Edwards v. Jameson, 283 Ark. 395, 677 S.W.2d 482 (1984)

Oct. 22, 1984 · Arkansas Supreme Court · 84-95
283 Ark. 395, 677 S.W.2d 482

Joe EDWARDS v. Paul JAMESON, Judge

84-95

677 S.W.2d 482

Supreme Court of Arkansas

Opinion delivered October 22, 1984

*396 Everett & Whitlock, by: John C. Everett, for petitioner.

Steve Clark, Att’y Gen., by: Leslie Powell, Asst. Att’y Gen., for respondent.

George Rose Smith, Justice.

The petitioner, Joe Edwards, was found guilty of criminal contempt of court and was sentenced to a $500 fine and 90 days in jail. Execution of the sentence was superseded to permit Edwards to seek a review by this petition for a writ of certiorari. The controlling question is whether Edwards was given sufficiently specific notice of the charge against him. We find the notice deficient and accordingly grant the writ and remand the cause for further proceedings.

A Springdale bank brought an action in replevin against Edwards to recover hundreds of items of personal property or fixtures to which the bank had acquired title by a foreclosure against a third person and which were at least in part in a building owned by Edwards. Exhibit A to the bank’s affidavit for delivery listed the items, in 54 different categories. The court entered three preliminary orders, two of which directed Edwards not to remove from-the court’s jurisdiction, damage, conceal, or sell any of the property listed on Exhibit A. Those are the orders giving rise to the present contempt proceeding.

The bank tried to take Edwards’s discovery deposition, but he refused to say whether he had sold any of the property in issue. The bank moved for an order to compel Edwards to answer such questions. At the hearing on that motion it became apparent that Edwards may have violated the court’s *397preliminary orders. The facts not being clear, the trial judge asked the bank’s attorney if he had evidence that a court order had been violated. The attorney said he could subpoena a witness to make that proof. The trial judge then entered an order directing Edwards to appear on a certain date to show cause why he should not be held in contempt “for violation of the lawful orders of this Court.”

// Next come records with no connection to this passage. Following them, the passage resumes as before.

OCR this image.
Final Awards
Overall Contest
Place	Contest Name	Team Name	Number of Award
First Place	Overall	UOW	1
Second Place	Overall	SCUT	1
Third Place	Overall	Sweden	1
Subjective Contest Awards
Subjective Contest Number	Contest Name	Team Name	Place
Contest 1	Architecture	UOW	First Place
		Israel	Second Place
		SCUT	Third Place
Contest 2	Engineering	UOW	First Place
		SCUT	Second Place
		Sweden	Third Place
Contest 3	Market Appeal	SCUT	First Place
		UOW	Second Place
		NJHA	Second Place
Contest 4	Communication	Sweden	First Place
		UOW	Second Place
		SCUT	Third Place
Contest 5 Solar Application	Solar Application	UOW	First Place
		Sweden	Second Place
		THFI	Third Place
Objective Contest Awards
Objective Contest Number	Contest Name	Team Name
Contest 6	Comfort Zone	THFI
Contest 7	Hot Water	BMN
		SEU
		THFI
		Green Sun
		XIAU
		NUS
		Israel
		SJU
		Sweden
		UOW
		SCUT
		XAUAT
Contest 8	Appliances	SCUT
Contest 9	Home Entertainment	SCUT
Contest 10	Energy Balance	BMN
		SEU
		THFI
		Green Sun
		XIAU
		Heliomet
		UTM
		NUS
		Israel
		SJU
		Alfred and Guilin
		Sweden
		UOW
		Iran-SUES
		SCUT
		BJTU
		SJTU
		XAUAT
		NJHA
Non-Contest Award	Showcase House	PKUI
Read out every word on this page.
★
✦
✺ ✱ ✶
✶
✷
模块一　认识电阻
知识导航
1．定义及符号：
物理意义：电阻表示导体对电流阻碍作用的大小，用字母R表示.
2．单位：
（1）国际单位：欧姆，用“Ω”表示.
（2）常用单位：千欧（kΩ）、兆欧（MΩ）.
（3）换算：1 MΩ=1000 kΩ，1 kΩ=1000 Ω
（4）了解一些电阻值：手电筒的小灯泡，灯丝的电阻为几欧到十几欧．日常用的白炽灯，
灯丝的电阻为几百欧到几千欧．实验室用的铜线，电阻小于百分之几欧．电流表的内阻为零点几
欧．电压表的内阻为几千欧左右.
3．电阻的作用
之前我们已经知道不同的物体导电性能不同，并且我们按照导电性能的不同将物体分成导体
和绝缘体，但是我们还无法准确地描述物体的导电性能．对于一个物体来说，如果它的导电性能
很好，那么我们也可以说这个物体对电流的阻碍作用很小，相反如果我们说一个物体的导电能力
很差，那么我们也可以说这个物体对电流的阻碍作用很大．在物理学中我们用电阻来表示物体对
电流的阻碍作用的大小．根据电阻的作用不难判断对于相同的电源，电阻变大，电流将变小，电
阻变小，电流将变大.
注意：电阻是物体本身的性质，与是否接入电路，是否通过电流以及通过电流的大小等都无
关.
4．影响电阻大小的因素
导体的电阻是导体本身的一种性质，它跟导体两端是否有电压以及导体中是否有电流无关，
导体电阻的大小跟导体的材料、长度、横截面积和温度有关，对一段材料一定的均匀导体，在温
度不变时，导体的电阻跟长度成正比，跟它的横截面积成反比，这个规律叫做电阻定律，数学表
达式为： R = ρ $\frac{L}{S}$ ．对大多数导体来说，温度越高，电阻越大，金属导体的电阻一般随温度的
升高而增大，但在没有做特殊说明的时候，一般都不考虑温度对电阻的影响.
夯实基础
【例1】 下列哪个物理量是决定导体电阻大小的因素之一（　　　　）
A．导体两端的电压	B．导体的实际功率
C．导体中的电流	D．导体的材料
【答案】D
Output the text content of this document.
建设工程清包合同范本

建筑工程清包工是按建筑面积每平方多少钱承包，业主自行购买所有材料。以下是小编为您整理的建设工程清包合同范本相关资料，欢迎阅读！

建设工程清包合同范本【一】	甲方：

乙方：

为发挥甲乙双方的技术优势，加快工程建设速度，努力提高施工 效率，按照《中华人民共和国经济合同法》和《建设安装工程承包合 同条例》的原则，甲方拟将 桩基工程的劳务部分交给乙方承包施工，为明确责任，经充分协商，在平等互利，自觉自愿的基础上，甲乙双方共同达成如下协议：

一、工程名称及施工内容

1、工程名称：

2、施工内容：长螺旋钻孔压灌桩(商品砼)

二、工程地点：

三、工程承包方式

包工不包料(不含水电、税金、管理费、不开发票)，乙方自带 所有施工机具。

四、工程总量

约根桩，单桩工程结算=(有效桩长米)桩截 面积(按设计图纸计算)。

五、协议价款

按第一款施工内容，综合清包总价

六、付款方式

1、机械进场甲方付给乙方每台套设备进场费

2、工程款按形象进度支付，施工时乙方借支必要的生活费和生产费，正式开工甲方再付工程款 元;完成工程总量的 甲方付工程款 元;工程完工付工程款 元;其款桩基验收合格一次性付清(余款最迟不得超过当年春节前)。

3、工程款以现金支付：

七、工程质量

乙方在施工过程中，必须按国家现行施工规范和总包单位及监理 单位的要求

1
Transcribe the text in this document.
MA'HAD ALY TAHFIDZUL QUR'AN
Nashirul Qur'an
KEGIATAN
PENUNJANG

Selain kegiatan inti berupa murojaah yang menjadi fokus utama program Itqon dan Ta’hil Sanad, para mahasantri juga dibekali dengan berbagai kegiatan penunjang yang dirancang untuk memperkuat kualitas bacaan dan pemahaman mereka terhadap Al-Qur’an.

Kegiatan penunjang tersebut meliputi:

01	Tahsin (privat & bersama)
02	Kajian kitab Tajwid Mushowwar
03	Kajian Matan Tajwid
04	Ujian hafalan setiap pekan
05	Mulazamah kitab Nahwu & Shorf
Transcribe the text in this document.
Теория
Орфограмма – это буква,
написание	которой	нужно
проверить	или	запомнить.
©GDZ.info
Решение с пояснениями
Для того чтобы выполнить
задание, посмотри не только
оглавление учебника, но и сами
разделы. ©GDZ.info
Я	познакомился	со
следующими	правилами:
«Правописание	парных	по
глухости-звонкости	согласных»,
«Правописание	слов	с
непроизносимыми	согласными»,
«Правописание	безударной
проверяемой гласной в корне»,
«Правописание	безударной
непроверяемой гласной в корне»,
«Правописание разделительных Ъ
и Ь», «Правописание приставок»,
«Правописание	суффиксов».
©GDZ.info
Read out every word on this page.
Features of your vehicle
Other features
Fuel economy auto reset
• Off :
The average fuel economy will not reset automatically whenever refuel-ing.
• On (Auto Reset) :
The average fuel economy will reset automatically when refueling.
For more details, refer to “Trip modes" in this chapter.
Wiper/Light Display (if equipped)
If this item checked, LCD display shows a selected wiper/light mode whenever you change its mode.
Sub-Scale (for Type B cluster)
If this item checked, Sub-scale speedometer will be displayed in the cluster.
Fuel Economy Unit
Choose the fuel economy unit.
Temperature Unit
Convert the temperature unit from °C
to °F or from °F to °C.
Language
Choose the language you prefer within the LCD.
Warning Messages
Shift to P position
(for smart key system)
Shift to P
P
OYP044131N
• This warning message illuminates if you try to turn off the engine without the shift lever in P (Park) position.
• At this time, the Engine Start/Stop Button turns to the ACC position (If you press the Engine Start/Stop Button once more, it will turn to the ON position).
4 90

At the contempt hearing four weeks later Edwards’s attorney admitted having had a reasonable time to prepare his defense, but he objected at the outset to the absence of any pleading asking the court to hold Edwards in contempt. The bank’s attorney answered that the court’s order to show cause was sufficient under the Henderson and CarlLee cases, infra. The court overruled the defense objection, apparently considering the order to show cause to be sufficient notice. Five witnesses testified at the hearing, at the conclusion of which the trial judge announced his decision and fixed the sentence.

A citation for criminal contempt is not unlike an information filed by the prosecutor in a criminal case. Such a contempt proceeding is usually based upon a litigant’s affidavit, but it may also be initiated by the coürt’s own order. In either case the charge must be in writing and must be sufficiently definite to inform the accused person with reasonable certainty of the charge against him. Henderson v. Dudley, 264 Ark. 697, 704, 713, 574 S.W.2d 658 (1978); Howell v. State, 257 Ark. 134, 514 S.W.2d 723 (1974); Roberts v. Tatum, 171 Ark. 148, 283 S.W. 45 (1926); CarlLee v. State, 102 Ark. 122, 143 S.W. 909 (1912).

Here the only written accusation was that Edwards had violated the court’s “lawful orders.” No doubt that language incorporated the earlier orders by reference, as in Henderson, but the orders broadly restrained Edwards from removing or damaging or concealing or selling hundreds of separate items. There was no specific written charge of a particular violation of the orders. Granted that Edwards may have been on notice at the first hearing that he was suspected of having sold some unspecified items among those listed on Exhibit A, we adhere to our settled rule that in fairness there should *398have been a reasonably specific written charge. Here it does not appear that the trial court knew just what violation had occurred until after the second hearing, at the close of which Edwards was held in contempt. The absence of the required specific notice invalidates the court’s finding of contempt.

The trial court correctly denied the petitioner’s request for a jury trial. Such a trial is mandatory only when the possible imprisonment may exceed six months. Taylor v. Hayes, 418 U. S. 488 (1974). Here the trial judge was aware of that limitation and imposed only a 90-day sentence. We point out that the better practice in cases of criminal contempt is for the trial judge to announce at the outset whether punishment in excess of six months may be imposed. If the judge does not contemplate the imposition of a greater sentence, a jury is not necessary; otherwise one may be demanded.

The writ is granted, reversing the trial court’s judgment, and the cause is remanded for further proceedings.